Rhodes is the face of the business, up front in the retail store. “She likes the distraction,” Fahnestock said. “I feel that Debbie is the reason for our success, because of her personality and the way she treats people.”

When a friend’s mother was hospitalized, Rhodes and Fahnestock helped with the hospital vigil, spending every night there for a month, “so [she] wouldn’t have to be by herself,” Rhodes said.

And when Fahnestock grieved the death of her three-month-old grandson, Rhodes helped her through it.

“We’re there for everything,” Rhodes said. “We have so much history together.”
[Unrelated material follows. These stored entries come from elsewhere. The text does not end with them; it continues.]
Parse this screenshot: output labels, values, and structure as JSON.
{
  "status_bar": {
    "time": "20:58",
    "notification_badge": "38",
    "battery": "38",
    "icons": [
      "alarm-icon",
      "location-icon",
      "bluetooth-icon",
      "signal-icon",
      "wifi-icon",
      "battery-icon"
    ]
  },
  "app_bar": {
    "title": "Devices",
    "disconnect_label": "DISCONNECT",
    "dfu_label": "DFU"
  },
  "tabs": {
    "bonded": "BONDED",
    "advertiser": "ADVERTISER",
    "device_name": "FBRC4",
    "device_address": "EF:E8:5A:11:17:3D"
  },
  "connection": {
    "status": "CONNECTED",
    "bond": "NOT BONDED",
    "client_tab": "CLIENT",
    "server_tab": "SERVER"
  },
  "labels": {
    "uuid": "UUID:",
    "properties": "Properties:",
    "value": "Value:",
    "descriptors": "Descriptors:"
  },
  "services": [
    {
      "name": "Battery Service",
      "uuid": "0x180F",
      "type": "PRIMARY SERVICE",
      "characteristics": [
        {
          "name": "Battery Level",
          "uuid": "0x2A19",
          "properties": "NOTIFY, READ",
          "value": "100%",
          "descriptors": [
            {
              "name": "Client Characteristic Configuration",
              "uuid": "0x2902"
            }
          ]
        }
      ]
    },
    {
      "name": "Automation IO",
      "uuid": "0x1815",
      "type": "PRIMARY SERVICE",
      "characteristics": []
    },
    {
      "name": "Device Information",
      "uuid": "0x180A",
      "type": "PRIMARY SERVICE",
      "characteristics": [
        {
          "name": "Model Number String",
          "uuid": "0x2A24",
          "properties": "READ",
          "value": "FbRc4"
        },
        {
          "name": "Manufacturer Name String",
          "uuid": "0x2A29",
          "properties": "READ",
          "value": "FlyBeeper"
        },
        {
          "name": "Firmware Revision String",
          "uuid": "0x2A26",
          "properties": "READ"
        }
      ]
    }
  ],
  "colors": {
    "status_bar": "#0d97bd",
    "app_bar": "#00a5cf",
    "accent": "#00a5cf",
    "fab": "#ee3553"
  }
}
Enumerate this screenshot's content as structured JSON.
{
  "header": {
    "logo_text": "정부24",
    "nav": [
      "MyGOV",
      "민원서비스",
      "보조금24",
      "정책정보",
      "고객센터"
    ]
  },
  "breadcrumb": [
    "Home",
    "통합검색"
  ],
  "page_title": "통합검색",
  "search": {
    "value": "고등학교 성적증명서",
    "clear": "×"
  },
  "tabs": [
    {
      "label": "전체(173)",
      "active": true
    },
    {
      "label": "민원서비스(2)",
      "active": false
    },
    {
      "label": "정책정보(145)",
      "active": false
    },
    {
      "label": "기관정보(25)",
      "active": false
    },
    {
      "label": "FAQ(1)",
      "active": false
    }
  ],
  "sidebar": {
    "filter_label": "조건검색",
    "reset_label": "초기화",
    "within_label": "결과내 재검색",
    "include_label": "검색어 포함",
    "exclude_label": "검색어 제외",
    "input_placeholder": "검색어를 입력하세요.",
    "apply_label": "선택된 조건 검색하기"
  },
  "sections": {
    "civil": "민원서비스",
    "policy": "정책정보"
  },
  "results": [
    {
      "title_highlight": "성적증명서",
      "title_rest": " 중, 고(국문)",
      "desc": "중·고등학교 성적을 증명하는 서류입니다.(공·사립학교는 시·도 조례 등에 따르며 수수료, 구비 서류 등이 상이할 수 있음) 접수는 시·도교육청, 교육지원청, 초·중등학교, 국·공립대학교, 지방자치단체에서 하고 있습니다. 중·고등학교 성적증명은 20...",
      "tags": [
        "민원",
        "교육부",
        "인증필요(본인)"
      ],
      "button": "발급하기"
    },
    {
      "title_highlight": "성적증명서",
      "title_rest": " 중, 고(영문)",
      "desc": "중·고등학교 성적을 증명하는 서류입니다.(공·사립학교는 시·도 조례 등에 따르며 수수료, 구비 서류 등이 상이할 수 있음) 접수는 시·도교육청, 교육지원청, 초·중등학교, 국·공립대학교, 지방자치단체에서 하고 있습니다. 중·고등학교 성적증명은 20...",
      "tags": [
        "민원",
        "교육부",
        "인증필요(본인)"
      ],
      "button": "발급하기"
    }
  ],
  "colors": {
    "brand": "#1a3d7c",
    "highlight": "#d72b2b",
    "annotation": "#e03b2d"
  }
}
The friends, minus husbands, have taken the kids to Niagara Falls, held pajama parties, taken a girls’ weekend in New York City, and celebrated the 80th birthday of Rhodes’ mother.

And together, Rhodes and Fahnestock have logged their share of 10-hour workdays, particularly between May and December — from Apple Blossom, through wedding season, into the holidays. “When I go home, my husband doesn’t know 90 percent of the things that go on here,” Fahnestock said.

The success of the business has led the partners to begin adding part-time help, and to open on Sundays.

Fahnestock and Rhodes agree, it’s because of their differences that the business works so well. Warned that partnering in business would ruin their friendship, the two have proved the forecasters wrong.

“It’s just worked for us,” Rhodes said. “We’d give up the business before we’d give up the friendship.”